エラの手を取ったオルレアン公のレオ王子は馬を走らせ、エラと共にオルレアン領へ戻り、凱旋するのであった。
その姿は切れ長の目に凛々しい顔立ち、金髪の髪を持つ重装兵姿の王子。
そして上はシャツにダボついたパンツを履いた姿のエラは戦闘で長い金髪を失い、負傷でぐったりとしていた。

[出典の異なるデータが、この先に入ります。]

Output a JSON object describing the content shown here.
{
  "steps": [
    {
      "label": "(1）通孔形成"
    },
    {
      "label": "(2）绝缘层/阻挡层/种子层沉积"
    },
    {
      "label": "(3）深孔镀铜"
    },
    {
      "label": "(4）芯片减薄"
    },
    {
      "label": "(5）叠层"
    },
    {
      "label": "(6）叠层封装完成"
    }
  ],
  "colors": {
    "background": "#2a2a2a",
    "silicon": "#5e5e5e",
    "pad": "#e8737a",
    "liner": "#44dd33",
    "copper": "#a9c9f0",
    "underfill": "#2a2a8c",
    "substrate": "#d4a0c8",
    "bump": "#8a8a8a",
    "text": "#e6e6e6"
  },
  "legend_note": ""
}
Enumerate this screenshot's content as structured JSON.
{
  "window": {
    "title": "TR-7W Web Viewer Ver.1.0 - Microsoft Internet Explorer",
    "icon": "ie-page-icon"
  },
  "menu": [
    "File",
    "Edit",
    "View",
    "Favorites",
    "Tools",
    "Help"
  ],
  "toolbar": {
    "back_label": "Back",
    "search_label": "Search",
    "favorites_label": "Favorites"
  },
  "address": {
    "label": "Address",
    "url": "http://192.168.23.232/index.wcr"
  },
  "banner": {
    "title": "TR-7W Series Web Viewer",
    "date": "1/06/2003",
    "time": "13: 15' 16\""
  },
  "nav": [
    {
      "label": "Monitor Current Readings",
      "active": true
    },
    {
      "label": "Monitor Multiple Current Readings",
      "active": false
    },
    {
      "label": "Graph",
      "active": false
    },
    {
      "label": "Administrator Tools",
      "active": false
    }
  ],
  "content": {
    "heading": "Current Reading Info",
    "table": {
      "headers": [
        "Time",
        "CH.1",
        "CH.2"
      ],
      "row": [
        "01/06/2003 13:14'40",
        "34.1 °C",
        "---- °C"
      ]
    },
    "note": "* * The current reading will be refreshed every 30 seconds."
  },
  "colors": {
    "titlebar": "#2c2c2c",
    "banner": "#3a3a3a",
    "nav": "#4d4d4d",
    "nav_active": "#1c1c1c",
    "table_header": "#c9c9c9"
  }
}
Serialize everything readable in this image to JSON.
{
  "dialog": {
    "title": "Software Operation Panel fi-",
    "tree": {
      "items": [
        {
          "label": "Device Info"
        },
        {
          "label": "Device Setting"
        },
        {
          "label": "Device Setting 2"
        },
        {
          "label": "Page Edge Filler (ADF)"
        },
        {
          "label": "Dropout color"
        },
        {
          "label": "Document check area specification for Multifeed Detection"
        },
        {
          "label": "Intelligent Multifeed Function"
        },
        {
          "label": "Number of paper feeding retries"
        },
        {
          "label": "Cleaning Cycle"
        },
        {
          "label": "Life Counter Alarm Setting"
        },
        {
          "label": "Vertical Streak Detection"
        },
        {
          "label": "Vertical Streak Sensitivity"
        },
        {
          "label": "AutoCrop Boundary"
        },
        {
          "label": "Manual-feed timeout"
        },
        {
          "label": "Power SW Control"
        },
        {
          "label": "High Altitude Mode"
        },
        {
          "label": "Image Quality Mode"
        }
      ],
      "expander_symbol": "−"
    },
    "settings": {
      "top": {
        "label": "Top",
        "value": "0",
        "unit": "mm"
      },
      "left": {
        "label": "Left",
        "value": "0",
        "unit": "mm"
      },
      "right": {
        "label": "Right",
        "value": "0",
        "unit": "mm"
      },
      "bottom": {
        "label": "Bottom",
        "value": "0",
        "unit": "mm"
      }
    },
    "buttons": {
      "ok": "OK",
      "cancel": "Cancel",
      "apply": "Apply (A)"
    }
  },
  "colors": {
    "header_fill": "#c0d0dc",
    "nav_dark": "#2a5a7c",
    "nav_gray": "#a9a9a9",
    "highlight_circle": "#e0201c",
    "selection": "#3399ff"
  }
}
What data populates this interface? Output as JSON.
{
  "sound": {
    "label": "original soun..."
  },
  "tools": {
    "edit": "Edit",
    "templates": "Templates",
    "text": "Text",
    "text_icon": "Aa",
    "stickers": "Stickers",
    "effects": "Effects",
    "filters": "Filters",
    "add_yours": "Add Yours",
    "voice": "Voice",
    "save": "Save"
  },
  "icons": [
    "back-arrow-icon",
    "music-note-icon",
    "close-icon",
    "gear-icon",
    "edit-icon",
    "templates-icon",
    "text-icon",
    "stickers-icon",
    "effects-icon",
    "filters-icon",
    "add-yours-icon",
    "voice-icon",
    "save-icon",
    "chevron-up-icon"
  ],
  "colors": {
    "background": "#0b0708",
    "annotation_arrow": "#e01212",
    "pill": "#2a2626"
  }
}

一方、キャピュレット家のアンドレはリバース子爵の憲兵を拘束した後、アンドレが率いた一部の軍が撤退を始める。
旧リバース領ではアンドレの軍が残務として負傷した平民の手当を行っていたのであった。

「はて旧リバース憲兵の処遇、如何致そうか・・・」

アンドレは茶髪の髪を風でなびかせながら目を閉じ、腕組みをしていたのであった。


時を戻し、オルレアン公の屋敷前では馬を降りたレオ王子がエラを抱えて直ぐに屋敷に入るのだった。

「誰か!部屋に連れて加勢せよ!」

この後、エラはオルレアン公の屋敷の1室で暫く眠りにつくのであった。
負傷している傷口からは幾つかの血が衣類や布に付着していた。

3人程のメイドがエラの服を脱がせ、体を丁寧に拭きつつ傷口の手当を行う。
メイドの手で着替えを済ませたエラの姿は白いレースを纏った高価な寝間着であった。

深い眠りについたエラが目を覚ましたのはその1日後の事であった。
傷口の程度や痛みなどは快方に向かっている。
エラが起き上がろうとすると1人のメイドが声をかけるのであった。

「お加減は如何でしょうか。」

「ありがとう、落ち着いたわ。」

別のメイドがポッドとグラスを運んで来る。
ポッドからはレモンと仄かなミントの香り、そして甘い香りがする。

「ミント入りミードでございます。
 お飲みになられますか?」

ミードとは水の代わりとして広く飲用される水を酒で割った飲物である。
水のみを飲用する事は好まれず、基本的には腐敗しやすい水よりも発酵した酒が好まれていた。
この内、ミントミードは水とレモン、蜂蜜をベースとした飲料であり、ここイースト菌を入れて丸1日発酵させた後に砂糖、少量のミント、レーズンを加えたものであり、ワインやビールなどで割らない飲料である。
現代で簡略表現するならば、かなり甘い蜂蜜レモンに少量のミントを加えたイメージに近い。

「ありがとう、頂くわ。」

ミードを運んだメイドはグラスにミードを注ぎ、エラに手渡すのだった。
この後、無造作にショートカットになったエラの髪型を見たメイドはエラに申し出て髪を整えるためにハサミを入れるのだった。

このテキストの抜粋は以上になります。